Les tensions politiques qui secouent l’arrondissement de Hassan, l’un des plus importants de Rabat, ont empêché la tenue de la session ordinaire du conseil prévue ce jeudi. Au cœur de la controverse: la légalité même de la réunion et la situation juridique de son président, Driss Razi.
Les élus opposés à la tenue de cette session, notamment ceux du Parti de la justice et du développement (PJD), ont contesté sa validité, estimant que Driss Razi ne pouvait légalement la présider. Ils rappellent que ce dernier a fait l’objet, en 2025, d’une décision de révocation prononcée par le tribunal administratif de Rabat à la suite d’une requête introduite par la Wilaya de Rabat-Salé-Kénitra, puis confirmée en appel.
Toutefois, selon plusieurs élus et spécialistes du droit, la révocation de Driss Razi n’a pas encore acquis un caractère définitif. Un recours en cassation étant toujours en cours d’examen, l’intéressé conserve, jusqu’au prononcé d’une décision finale, la possibilité d’exercer ses prérogatives à la tête de l’arrondissement.
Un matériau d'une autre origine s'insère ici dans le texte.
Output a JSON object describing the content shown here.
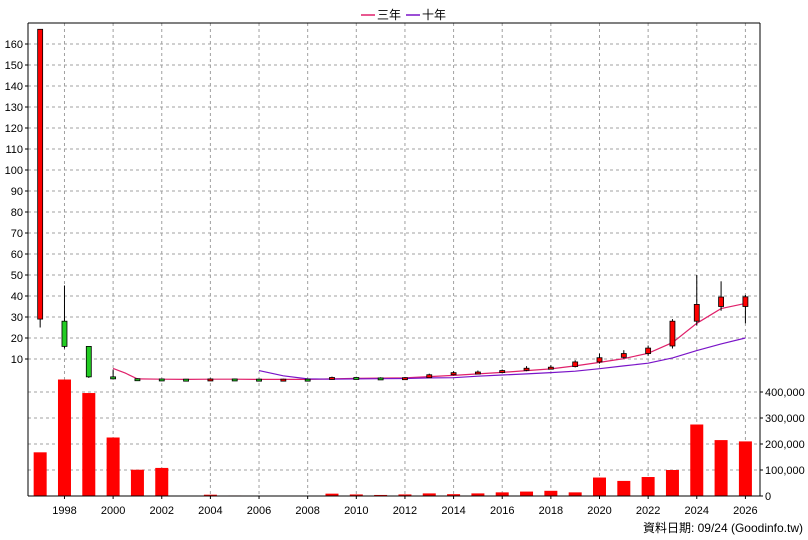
{
  "chart_data": {
    "type": "candlestick+bar",
    "legend": [
      {
        "name": "三年",
        "color": "#e0206a"
      },
      {
        "name": "十年",
        "color": "#7a14c8"
      }
    ],
    "legend_placement": "top-center",
    "grid": true,
    "price_axis": {
      "ticks": [
        10,
        20,
        30,
        40,
        50,
        60,
        70,
        80,
        90,
        100,
        110,
        120,
        130,
        140,
        150,
        160
      ],
      "range": [
        0,
        170
      ]
    },
    "volume_axis": {
      "ticks": [
        0,
        100000,
        200000,
        300000,
        400000
      ],
      "tick_labels": [
        "0",
        "100,000",
        "200,000",
        "300,000",
        "400,000"
      ],
      "range": [
        0,
        450000
      ]
    },
    "x_axis": {
      "range": [
        1996.5,
        2026.6
      ],
      "ticks": [
        1998,
        2000,
        2002,
        2004,
        2006,
        2008,
        2010,
        2012,
        2014,
        2016,
        2018,
        2020,
        2022,
        2024,
        2026
      ],
      "tick_labels": [
        "1998",
        "2000",
        "2002",
        "2004",
        "2006",
        "2008",
        "2010",
        "2012",
        "2014",
        "2016",
        "2018",
        "2020",
        "2022",
        "2024",
        "2026"
      ]
    },
    "candles": [
      {
        "year": 1997,
        "open": 29,
        "close": 167,
        "high": 167,
        "low": 25
      },
      {
        "year": 1998,
        "open": 28,
        "close": 16,
        "high": 45,
        "low": 15
      },
      {
        "year": 1999,
        "open": 16,
        "close": 1.5,
        "high": 16,
        "low": 1
      },
      {
        "year": 2000,
        "open": 1.5,
        "close": 1,
        "high": 5,
        "low": 0.5
      },
      {
        "year": 2001,
        "open": 0.6,
        "close": 0.5,
        "high": 0.8,
        "low": 0.4
      },
      {
        "year": 2002,
        "open": 0.5,
        "close": 0.4,
        "high": 0.7,
        "low": 0.3
      },
      {
        "year": 2003,
        "open": 0.4,
        "close": 0.3,
        "high": 0.5,
        "low": 0.2
      },
      {
        "year": 2004,
        "open": 0.3,
        "close": 0.5,
        "high": 0.8,
        "low": 0.2
      },
      {
        "year": 2005,
        "open": 0.5,
        "close": 0.4,
        "high": 0.7,
        "low": 0.3
      },
      {
        "year": 2006,
        "open": 0.4,
        "close": 0.3,
        "high": 0.6,
        "low": 0.2
      },
      {
        "year": 2007,
        "open": 0.3,
        "close": 0.4,
        "high": 0.6,
        "low": 0.2
      },
      {
        "year": 2008,
        "open": 0.4,
        "close": 0.3,
        "high": 0.6,
        "low": 0.2
      },
      {
        "year": 2009,
        "open": 0.5,
        "close": 1.2,
        "high": 1.6,
        "low": 0.4
      },
      {
        "year": 2010,
        "open": 1.2,
        "close": 1.0,
        "high": 1.5,
        "low": 0.8
      },
      {
        "year": 2011,
        "open": 1.0,
        "close": 0.8,
        "high": 1.3,
        "low": 0.6
      },
      {
        "year": 2012,
        "open": 0.8,
        "close": 1.1,
        "high": 1.4,
        "low": 0.6
      },
      {
        "year": 2013,
        "open": 1.1,
        "close": 2.5,
        "high": 3.0,
        "low": 1.0
      },
      {
        "year": 2014,
        "open": 2.5,
        "close": 3.5,
        "high": 4.2,
        "low": 2.2
      },
      {
        "year": 2015,
        "open": 3.5,
        "close": 3.8,
        "high": 4.5,
        "low": 3.0
      },
      {
        "year": 2016,
        "open": 3.8,
        "close": 4.5,
        "high": 5.0,
        "low": 3.4
      },
      {
        "year": 2017,
        "open": 4.6,
        "close": 5.6,
        "high": 6.6,
        "low": 4.2
      },
      {
        "year": 2018,
        "open": 5.6,
        "close": 6.1,
        "high": 7.0,
        "low": 5.1
      },
      {
        "year": 2019,
        "open": 6.4,
        "close": 8.6,
        "high": 9.4,
        "low": 6.0
      },
      {
        "year": 2020,
        "open": 8.6,
        "close": 10.6,
        "high": 12.6,
        "low": 7.8
      },
      {
        "year": 2021,
        "open": 10.8,
        "close": 12.6,
        "high": 14.2,
        "low": 10.2
      },
      {
        "year": 2022,
        "open": 12.6,
        "close": 15.2,
        "high": 16.4,
        "low": 11.6
      },
      {
        "year": 2023,
        "open": 16.2,
        "close": 28.0,
        "high": 29.0,
        "low": 15.0
      },
      {
        "year": 2024,
        "open": 28.0,
        "close": 36.0,
        "high": 50.0,
        "low": 26.0
      },
      {
        "year": 2025,
        "open": 35.0,
        "close": 39.5,
        "high": 47.0,
        "low": 33.0
      },
      {
        "year": 2026,
        "open": 35.0,
        "close": 39.6,
        "high": 40.5,
        "low": 27.0
      }
    ],
    "series": [
      {
        "name": "三年",
        "points": [
          [
            2000,
            5.5
          ],
          [
            2000.5,
            3.3
          ],
          [
            2001,
            0.5
          ],
          [
            2002,
            0.4
          ],
          [
            2003,
            0.3
          ],
          [
            2004,
            0.4
          ],
          [
            2005,
            0.4
          ],
          [
            2006,
            0.3
          ],
          [
            2007,
            0.3
          ],
          [
            2008,
            0.3
          ],
          [
            2009,
            0.5
          ],
          [
            2010,
            0.8
          ],
          [
            2011,
            0.9
          ],
          [
            2012,
            1.0
          ],
          [
            2013,
            1.6
          ],
          [
            2014,
            2.2
          ],
          [
            2015,
            2.9
          ],
          [
            2016,
            3.6
          ],
          [
            2017,
            4.5
          ],
          [
            2018,
            5.3
          ],
          [
            2019,
            6.7
          ],
          [
            2020,
            8.4
          ],
          [
            2021,
            10.2
          ],
          [
            2022,
            12.7
          ],
          [
            2023,
            17.8
          ],
          [
            2024,
            27.0
          ],
          [
            2025,
            34.0
          ],
          [
            2026,
            36.5
          ]
        ]
      },
      {
        "name": "十年",
        "points": [
          [
            2006,
            4.5
          ],
          [
            2007,
            2.0
          ],
          [
            2008,
            0.5
          ],
          [
            2009,
            0.4
          ],
          [
            2010,
            0.5
          ],
          [
            2011,
            0.6
          ],
          [
            2012,
            0.7
          ],
          [
            2013,
            1.0
          ],
          [
            2014,
            1.1
          ],
          [
            2015,
            1.8
          ],
          [
            2016,
            2.4
          ],
          [
            2017,
            2.9
          ],
          [
            2018,
            3.5
          ],
          [
            2019,
            4.2
          ],
          [
            2020,
            5.4
          ],
          [
            2021,
            6.7
          ],
          [
            2022,
            8.0
          ],
          [
            2023,
            10.5
          ],
          [
            2024,
            14.0
          ],
          [
            2025,
            17.2
          ],
          [
            2026,
            20.0
          ]
        ]
      }
    ],
    "volume": [
      {
        "year": 1997,
        "value": 168000
      },
      {
        "year": 1998,
        "value": 448000
      },
      {
        "year": 1999,
        "value": 396000
      },
      {
        "year": 2000,
        "value": 225000
      },
      {
        "year": 2001,
        "value": 101000
      },
      {
        "year": 2002,
        "value": 108000
      },
      {
        "year": 2003,
        "value": 1500
      },
      {
        "year": 2004,
        "value": 5000
      },
      {
        "year": 2005,
        "value": 2000
      },
      {
        "year": 2006,
        "value": 1000
      },
      {
        "year": 2007,
        "value": 800
      },
      {
        "year": 2008,
        "value": 600
      },
      {
        "year": 2009,
        "value": 9000
      },
      {
        "year": 2010,
        "value": 6000
      },
      {
        "year": 2011,
        "value": 4000
      },
      {
        "year": 2012,
        "value": 6000
      },
      {
        "year": 2013,
        "value": 10000
      },
      {
        "year": 2014,
        "value": 7000
      },
      {
        "year": 2015,
        "value": 10000
      },
      {
        "year": 2016,
        "value": 14000
      },
      {
        "year": 2017,
        "value": 17000
      },
      {
        "year": 2018,
        "value": 20000
      },
      {
        "year": 2019,
        "value": 14000
      },
      {
        "year": 2020,
        "value": 71000
      },
      {
        "year": 2021,
        "value": 58000
      },
      {
        "year": 2022,
        "value": 73000
      },
      {
        "year": 2023,
        "value": 100000
      },
      {
        "year": 2024,
        "value": 275000
      },
      {
        "year": 2025,
        "value": 215000
      },
      {
        "year": 2026,
        "value": 210000
      }
    ],
    "colors": {
      "up": "#ff0000",
      "down": "#22cc22",
      "volume": "#ff0000",
      "grid": "#a0a0a0",
      "axis": "#000000"
    }
  },
  "footer": {
    "text": "資料日期: 09/24  (Goodinfo.tw)"
  }
}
Mais le différend dépasse largement la seule question juridique. Au sein de cet arrondissement qui couvre notamment le centre-ville de Rabat, la médina ainsi que les quartiers Hassan et Océan, l’opposition municipale, renforcée par les élus de la Fédération de la gauche démocratique (FGD), multiplie les critiques à l’égard de la gestion financière et administrative de l’exécutif local.
Ces accusations sont fermement rejetées par le président de l’arrondissement. «Mes détracteurs dénoncent aujourd’hui ma gestion, mais ils n’expliquent pas pourquoi ils sont restés silencieux pendant toutes ces années», rétorque Driss Razi.
Lire aussi : Rabat: la destitution du président de l’arrondissement Hassan validée par la justice
Ce dernier met également en avant les résultats budgétaires enregistrés sous son mandat. Selon lui, la gestion de l’arrondissement a permis de dégager des excédents budgétaires ayant contribué au financement d’autres secteurs, alors même que les crédits prévus au titre du budget 2026 n’ont toujours pas été décaissés au profit de la collectivité.
Dans ce climat de forte polarisation politique et institutionnelle, l’avenir du conseil d’arrondissement de Hassan demeure suspendu à la fois aux développements judiciaires entourant le dossier de son président et à la capacité des différentes composantes du conseil à renouer le dialogue pour assurer la continuité du fonctionnement de cette importante collectivité territoriale.